Wednesday, September 10, 2008

US War Update: 21 Killed in Missile Strike; Spies Mistake

21 killed in missile strike

AFP

MIRANSHAH--AT least 21 people — including women and children— were killed yesterday in a missile strike by suspected US drones on a Pakistani tribal town near the Afghan border, officials said.

The drones fired several missiles that hit a house near a madrassa or Islamic seminary in North Waziristan, the officials said, in the fourth such strike in the rugged tribal region in almost a week.

"Seven civilians and 14 militants have died in the missile strike," an intelligence official said, hours after the 11am strike.

Women and children were among the dead, as well as the militants, including nine "foreigners" believed to be of Arab origin.

A security official said more than 25 people had been wounded.

"The latest casualties include an important Arab militant identified as just Hamza and two other Arabs identified as Musa and Qasim," the official said but was unable to give full names immediately.

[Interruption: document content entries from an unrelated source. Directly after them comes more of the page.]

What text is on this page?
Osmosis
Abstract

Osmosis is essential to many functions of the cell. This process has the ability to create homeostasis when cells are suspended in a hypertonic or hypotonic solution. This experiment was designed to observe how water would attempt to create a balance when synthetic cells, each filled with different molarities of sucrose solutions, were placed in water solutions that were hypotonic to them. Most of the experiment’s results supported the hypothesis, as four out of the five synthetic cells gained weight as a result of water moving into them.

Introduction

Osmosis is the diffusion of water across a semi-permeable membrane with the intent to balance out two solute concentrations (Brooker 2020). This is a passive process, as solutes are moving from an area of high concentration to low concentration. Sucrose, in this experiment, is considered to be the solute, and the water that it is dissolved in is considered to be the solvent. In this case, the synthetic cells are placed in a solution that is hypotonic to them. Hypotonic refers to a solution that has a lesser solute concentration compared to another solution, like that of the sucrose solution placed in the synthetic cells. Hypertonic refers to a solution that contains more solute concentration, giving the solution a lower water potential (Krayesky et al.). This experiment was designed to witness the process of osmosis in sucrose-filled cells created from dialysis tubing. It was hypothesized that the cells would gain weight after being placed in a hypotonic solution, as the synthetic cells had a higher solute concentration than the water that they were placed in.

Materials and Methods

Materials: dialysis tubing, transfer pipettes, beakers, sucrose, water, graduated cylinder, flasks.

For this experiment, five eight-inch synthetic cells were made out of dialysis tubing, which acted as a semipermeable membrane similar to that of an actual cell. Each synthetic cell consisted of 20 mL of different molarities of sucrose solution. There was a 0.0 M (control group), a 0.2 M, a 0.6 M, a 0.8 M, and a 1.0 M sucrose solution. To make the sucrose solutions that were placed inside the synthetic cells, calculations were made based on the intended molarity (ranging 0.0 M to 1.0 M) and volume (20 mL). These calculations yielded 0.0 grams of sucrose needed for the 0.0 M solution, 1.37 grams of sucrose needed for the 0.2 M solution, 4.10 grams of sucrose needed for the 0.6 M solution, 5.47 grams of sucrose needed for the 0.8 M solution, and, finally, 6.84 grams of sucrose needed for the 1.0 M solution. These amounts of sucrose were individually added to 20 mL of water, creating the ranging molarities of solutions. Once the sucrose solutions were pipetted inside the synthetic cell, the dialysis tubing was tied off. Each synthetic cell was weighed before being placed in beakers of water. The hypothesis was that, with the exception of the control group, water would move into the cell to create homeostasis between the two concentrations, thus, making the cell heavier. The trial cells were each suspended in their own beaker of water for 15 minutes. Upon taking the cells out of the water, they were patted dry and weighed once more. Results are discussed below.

Some of the injured were in critical condition, hospital officials said.

Foreigner is a term used by Pakistani authorities for Al Qaeda militants.

The drones were apparently targeting the house or the madrassa established by former Taliban commander Jalaluddin Haqqani during the 1978-88 Soviet occupation of Afghanistan, residents said.

Haqqani, who was a close aid to fugitive Taliban leader Mullah Omar, has not been seen since the fall of the hardline regime in Afghanistan in 2001.

Residents said two pilotless aircraft circled over Dande Darpakhel, three kilometres north of the region’s main town of Miranshah, before at least one drone fired several missiles.

On Friday, three children and two women were killed in the same region during a suspected strike by a pilotless aircraft.

At least five militants were also killed the day before when a missile fired from an unmanned plane hit a house in the North Waziristan village of Mohammad Khel, officials said.

The latest strike follows Pakistani claims that US-led forces based in Afghanistan killed 15 people in a border village in neighbouring South Waziristan district last week.

That attack was condemned by Pakistan’s parliament and the foreign minister, who issued a tough statement calling the incident "shameful" and stating that only women and children had been targeted.

Around 3 000 Pakistani tribesmen chanted "Allahu Akbar" and "Death to America" in Wana, the district’s main town, after Friday prayers to protest against that raid, which involved helicopter gunships and ground troops.

Both the US-led coalition and the separate Nato-led security force operating in Afghanistan have said they have no knowledge of the incident. — AFP.


‘US spies’ mistake led to Afghan deaths’

AFP

MADRID-- Air strikes in Afghanistan, which Kabul and the United Nations say killed 90 civilians on August 22, were carried out on the basis of misinformed United States intelligence, the Spanish radio station Cadena Ser said yesterday, citing Spanish military sources.

Operation Enduring Freedom, led by the US, says the air strikes were made during daylight and were aimed at a group of Taliban fighters who opened fire on their soldiers.

"Nevertheless, Spanish intelligence reports indicate that a mistake was made by the American spies," the Spanish station reported.

"American agents would have received an incorrect tip-off, an allegation made with a vested interest that came from a rival family to those of the victims, but which American intelligence judged to be correct," Cadena Ser said.

"According to Spanish military intelligence, the victims were sleeping at the time of the attack, having just marked the funeral of an important local tribal leader, who was killed by a rival clan — the same clan who supplied the information that led to the American attack," the station said.

The radio reported that the vast majority of victims came from the same family that had gathered together in the village to attend the funeral. Cadena Ser says that as many as 60 of the 90 victims were children.

American forces have consistently rejected the number, but said yesterday they would carry out a fresh investigation based on new details that have emerged.

If the UN figures are proved accurate, it would be one of the deadliest military blunders by international forces in Afghanistan for seven years.

Mobile phone footage, recorded by a local villager and obtained, shows at least 30 corpses, many of them children, lined up in a mosque ahead of their burial.

The coalition said on September 2 that an internal investigation had found that between five and seven non-combatants and 30-35 Taliban had died in air strikes on the village of Azizabad.

There are around 750 Spanish soldiers in Nato’s International Security Assistance Force that operates alongside American forces.

Spanish forces are mainly deployed in the Herat province where the attack took place. — AFP.